A homily for the First Sunday of Lent, March 9, 2025
Deuteronomy 26:4-10, Romans 10:8-13, Luke 4:1-13
From the mid-1960s until the mid-1970s, my family and I were blessed to be members of the Stephen’s Point Fishing Club and the owners of a roughly 1930s-vintage cabin overlooking the Walpack Bend of the Delaware River in Flatbrookville, New Jersey.
The sign on westbound Interstate 80 pointing to Flatbrookville, by the way, is almost bigger than the historic hamlet itself.
And even though we lived (still live) at the Jersey Shore, and in those days headed to a beach club in Sea Bright almost every weekday in the summer, we spent many summer weekends up in the Kittatinny Mountains.
Only one of my brothers embraced angling seriously, despite the “fishing club” name; he took full advantage of the incomparable fishing at the mouth of the Big Flat Brook as it fed the Delaware. Frankly, few of the families who shared the breathtaking view from the camp hauled in catches regularly.
Flatbrookville was where we could wind down. Even the radio could barely pick up the Top 40s from WABC-AM. The mountains (yes, New Jersey has legit mountains) blocked most of the signal.
Dad preferred the solitude and especially the anonymity. Far from Monmouth County, he could have time away from his medical practice without accidentally bumping into patients desperate to update him on their rashes.
None of us ever fully recovered from the loss of this piece of heaven, which was taken by federal eminent domain as part of the Tocks Island Dam project. The dam was never built, nor will it ever be; the property is now part of the Delaware Water Gap National Recreation Area. The seven cabins and The Big House were razed decades ago.
I’m telling this story not to brag about some of the luxuries my family had as I was growing up. I’ve always appreciated them and recognized that not everyone has the same advantages.
No, my lament is for the loss of this place of reflection, and my point is that I’ve looked for someplace equivalent ever since.
I think we all have. I think we all do.
Jesus certainly did.
His 40-day retreat in the desert gave him clarity of mind, focus and purpose for the ministry and mission that lay ahead of him. He tapped into the divine spark within him — well, for him, it was a conflagration — and came away resolved to make his world, and ours, the best it can be.
His literal desertion into the desert, far from anyone who could ask him to do anything he wasn’t ready to accomplish, became our model for the Lenten journey we’re now treading.
Luke’s Gospel today, with its focus on the temptations the angel of evil threw in Christ’s face, gives us a few interwoven points to ponder.
Luke makes clear that Jesus of Nazareth is fully human and fully divine.
The man is hungry, thirsty, probably flea-bitten and muscle-weary, as any of us would be on a spartan camping trip such as this. Jesus already had calluses from his years of work as a contractor alongside Joseph. He was a regular guy.
But this man also had staggering strength of will to tell the devil to buzz off like the horsefly he was and still is. Jesus tapped into his divine nature and revealed the way all of us can thumb our noses at the tempter. The way all of us can ask God for grace and use it for good.

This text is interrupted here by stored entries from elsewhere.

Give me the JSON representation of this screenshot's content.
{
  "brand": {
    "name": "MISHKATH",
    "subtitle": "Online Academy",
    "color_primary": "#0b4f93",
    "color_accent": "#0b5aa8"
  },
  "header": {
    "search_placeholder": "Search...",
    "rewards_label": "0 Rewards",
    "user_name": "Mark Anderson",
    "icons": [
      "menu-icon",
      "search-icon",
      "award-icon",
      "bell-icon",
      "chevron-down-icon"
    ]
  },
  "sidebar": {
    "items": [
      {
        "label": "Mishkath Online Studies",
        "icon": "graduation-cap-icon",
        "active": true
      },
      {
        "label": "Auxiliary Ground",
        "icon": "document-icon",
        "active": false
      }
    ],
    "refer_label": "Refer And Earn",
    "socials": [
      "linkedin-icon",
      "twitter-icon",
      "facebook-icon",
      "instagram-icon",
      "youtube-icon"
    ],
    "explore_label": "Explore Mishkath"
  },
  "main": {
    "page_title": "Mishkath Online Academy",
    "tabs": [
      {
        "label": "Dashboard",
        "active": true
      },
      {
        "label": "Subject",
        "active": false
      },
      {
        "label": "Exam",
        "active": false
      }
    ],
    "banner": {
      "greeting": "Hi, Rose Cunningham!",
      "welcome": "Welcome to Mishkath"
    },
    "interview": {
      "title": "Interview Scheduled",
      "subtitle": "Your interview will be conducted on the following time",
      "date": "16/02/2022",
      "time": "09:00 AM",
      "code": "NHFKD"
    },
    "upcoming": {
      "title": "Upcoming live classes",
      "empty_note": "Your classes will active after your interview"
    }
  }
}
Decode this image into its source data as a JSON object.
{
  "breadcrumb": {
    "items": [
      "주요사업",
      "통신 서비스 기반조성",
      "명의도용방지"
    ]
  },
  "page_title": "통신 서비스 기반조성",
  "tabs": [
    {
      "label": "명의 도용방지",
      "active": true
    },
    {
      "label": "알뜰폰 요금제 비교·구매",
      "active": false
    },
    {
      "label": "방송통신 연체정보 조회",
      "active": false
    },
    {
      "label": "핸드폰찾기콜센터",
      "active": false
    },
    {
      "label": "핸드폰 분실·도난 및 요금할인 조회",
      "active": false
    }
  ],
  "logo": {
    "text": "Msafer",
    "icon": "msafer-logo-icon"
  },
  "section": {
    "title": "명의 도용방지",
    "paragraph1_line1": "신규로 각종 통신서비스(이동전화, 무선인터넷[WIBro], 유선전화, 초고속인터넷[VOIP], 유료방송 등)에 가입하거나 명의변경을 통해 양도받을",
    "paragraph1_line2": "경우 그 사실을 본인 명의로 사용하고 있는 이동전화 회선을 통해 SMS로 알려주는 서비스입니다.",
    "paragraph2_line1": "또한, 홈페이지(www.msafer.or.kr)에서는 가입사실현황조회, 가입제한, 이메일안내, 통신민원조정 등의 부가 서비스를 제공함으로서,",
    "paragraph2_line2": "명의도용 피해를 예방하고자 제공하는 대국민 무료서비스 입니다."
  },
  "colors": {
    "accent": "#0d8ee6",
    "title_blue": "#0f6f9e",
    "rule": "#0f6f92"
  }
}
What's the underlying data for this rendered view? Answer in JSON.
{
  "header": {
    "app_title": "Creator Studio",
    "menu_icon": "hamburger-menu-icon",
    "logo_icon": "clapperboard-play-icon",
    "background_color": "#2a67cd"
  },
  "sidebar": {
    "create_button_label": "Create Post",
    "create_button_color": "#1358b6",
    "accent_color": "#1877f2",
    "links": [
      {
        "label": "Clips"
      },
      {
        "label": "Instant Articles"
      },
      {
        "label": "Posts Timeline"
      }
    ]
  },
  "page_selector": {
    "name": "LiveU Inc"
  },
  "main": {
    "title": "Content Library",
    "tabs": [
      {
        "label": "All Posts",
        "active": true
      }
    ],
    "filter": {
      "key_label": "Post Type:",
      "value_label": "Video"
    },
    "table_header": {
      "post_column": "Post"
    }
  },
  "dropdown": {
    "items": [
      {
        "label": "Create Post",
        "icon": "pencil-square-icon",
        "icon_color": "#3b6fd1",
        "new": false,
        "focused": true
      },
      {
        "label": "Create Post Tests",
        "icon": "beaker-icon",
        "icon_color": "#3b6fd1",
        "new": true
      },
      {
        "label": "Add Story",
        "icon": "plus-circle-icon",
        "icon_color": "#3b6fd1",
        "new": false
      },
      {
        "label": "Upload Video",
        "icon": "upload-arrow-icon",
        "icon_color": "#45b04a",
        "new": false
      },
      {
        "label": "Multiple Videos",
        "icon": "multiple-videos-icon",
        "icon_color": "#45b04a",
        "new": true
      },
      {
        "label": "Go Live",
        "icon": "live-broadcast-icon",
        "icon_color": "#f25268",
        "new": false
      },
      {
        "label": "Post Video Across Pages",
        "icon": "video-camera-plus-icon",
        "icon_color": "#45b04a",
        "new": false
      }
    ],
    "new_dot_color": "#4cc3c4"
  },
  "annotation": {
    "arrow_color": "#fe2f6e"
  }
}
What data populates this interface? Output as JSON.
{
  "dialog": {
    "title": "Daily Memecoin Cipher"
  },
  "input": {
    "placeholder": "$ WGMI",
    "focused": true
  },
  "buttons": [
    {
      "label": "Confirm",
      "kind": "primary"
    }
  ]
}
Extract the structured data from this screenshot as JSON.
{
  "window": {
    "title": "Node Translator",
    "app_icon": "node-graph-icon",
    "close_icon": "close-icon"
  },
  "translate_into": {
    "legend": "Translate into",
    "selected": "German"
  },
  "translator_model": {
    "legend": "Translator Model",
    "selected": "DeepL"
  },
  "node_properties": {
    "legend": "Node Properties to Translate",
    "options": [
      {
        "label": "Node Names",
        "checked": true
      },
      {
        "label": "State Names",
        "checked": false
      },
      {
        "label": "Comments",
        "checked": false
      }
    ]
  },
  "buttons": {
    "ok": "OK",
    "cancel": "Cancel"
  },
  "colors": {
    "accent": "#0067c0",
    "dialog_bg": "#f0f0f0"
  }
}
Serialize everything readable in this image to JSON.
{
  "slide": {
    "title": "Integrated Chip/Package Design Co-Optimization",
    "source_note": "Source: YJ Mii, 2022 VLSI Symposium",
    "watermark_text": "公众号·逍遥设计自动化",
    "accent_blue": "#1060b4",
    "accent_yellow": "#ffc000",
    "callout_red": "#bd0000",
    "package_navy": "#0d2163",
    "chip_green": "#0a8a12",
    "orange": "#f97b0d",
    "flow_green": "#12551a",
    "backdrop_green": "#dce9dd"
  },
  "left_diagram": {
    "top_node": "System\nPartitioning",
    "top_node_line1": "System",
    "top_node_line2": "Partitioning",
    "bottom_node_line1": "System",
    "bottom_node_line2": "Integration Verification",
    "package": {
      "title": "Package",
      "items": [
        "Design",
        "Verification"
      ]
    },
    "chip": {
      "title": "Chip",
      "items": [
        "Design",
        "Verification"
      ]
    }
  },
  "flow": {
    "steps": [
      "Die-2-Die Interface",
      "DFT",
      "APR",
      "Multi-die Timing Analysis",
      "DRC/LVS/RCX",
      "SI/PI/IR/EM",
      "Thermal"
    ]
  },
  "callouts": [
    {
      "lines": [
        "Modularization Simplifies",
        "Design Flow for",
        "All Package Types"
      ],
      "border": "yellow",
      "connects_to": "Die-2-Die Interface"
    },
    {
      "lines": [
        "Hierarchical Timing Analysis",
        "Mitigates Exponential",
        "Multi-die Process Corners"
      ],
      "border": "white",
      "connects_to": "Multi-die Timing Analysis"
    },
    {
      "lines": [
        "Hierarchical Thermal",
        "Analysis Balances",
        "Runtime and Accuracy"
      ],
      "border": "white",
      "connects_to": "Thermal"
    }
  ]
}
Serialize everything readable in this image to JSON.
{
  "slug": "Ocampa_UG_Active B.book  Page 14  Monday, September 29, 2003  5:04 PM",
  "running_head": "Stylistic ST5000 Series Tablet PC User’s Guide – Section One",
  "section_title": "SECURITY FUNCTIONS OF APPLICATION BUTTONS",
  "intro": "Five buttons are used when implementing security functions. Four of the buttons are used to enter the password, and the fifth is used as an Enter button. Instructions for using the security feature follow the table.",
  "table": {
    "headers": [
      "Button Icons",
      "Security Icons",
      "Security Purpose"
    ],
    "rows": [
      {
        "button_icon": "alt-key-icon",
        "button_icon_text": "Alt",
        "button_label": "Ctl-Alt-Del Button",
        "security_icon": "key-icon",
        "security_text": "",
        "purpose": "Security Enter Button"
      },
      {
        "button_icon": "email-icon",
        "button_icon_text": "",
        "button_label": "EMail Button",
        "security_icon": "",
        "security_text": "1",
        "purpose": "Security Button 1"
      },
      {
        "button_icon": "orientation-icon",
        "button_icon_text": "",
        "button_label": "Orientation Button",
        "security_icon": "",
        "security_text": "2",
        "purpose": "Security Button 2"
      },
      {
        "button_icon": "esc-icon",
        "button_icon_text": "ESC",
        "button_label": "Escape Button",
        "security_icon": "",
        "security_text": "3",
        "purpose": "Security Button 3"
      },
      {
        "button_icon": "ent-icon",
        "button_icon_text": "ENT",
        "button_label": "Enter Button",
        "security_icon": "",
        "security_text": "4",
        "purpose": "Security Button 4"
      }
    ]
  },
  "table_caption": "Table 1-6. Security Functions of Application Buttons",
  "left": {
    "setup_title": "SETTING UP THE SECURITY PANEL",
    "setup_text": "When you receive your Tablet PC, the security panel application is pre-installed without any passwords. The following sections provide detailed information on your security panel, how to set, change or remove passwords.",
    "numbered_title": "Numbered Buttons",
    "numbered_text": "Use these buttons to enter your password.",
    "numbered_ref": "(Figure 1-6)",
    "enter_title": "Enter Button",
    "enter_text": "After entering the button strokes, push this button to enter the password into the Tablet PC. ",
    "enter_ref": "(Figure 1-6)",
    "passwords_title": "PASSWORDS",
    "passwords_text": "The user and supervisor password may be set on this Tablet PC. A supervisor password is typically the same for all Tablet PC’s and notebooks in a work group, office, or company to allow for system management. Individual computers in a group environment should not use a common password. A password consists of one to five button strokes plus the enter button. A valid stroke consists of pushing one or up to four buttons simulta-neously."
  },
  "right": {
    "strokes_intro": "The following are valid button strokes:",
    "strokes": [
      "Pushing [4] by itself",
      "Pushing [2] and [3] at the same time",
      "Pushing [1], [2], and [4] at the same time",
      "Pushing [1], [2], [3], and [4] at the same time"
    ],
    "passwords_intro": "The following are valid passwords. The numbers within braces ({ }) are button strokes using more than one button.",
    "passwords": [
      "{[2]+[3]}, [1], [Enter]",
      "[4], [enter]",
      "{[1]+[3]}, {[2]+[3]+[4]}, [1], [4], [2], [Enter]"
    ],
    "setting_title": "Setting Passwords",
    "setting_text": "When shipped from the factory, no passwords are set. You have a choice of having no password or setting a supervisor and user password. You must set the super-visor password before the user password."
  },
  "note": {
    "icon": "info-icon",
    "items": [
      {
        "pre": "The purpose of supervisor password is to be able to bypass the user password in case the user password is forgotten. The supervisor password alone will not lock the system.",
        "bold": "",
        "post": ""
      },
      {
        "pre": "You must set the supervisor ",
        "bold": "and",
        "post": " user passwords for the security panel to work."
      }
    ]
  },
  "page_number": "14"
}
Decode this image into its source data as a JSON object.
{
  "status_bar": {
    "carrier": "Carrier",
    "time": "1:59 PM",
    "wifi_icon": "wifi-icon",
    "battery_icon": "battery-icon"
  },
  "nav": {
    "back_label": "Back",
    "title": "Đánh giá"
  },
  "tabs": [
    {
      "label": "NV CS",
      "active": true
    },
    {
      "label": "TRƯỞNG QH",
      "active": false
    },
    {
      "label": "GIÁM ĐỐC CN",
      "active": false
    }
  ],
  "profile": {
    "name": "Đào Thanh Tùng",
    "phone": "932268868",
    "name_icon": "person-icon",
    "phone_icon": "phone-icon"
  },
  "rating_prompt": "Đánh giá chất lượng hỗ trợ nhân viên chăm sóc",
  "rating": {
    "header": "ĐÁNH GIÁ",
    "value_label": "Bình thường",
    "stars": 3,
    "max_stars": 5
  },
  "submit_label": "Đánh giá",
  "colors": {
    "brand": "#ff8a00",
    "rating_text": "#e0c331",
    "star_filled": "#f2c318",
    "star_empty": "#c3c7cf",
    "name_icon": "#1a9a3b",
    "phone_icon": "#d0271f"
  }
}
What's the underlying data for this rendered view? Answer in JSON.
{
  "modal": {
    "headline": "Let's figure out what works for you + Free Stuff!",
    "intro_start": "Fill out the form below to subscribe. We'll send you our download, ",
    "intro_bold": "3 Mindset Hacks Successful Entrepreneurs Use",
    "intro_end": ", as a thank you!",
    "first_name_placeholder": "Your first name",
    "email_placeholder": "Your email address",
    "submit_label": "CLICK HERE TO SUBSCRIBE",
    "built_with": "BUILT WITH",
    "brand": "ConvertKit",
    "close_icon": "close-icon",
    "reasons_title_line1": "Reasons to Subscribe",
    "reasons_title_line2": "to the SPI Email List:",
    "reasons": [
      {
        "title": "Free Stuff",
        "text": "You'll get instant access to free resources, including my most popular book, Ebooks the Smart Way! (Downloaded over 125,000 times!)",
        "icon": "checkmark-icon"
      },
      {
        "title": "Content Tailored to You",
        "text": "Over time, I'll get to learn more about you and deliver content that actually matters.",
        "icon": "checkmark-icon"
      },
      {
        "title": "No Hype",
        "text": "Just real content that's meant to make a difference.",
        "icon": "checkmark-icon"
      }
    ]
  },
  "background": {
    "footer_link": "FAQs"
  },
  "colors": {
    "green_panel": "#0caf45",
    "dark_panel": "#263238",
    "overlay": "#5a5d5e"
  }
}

Our Gospel today is a different kind of call to action. Most Scripture passages offer us a roadmap for bringing about God’s Kingdom on Earth, for serving our sisters and brothers — our fellow children of our shared Creator — and not expecting to be served.
Today, though, we’re called to act toward shaking the spiritual grit and grime out of our own lives, out of our own minds, out of our own hearts, out of our own souls.
As the prophet Ezekiel writes of God’s promise:
I will give you a new heart, and a new spirit I will put within you. I will remove the heart of stone from your flesh and give you a heart of flesh.
This is why we have Lent.
Lent is our spiritual spring cleaning.
Just as the warming days invite us to open our homes’ doors and windows and let in the freshness and chase out the staleness that accumulated through the winter, so too the warmth of God’s love and grace invites us to open our hearts — open our selves — to what’s fresh and clean and energizing spiritually, emotionally and psychologically.
We can find our own desert, or cabin in the mountains, or man cave or she shed, or spreading chestnut tree. There’s a unique place for each of us to strategically retreat to and connect with God’s boundless love and grace. We merely need to make the time.
Lent is the time.
By the way, Luke closes our passage today with a subtle zinger:
When the devil had finished every temptation, he departed from [Jesus]
for a time.
Ol’ Beezelbub is still hanging around.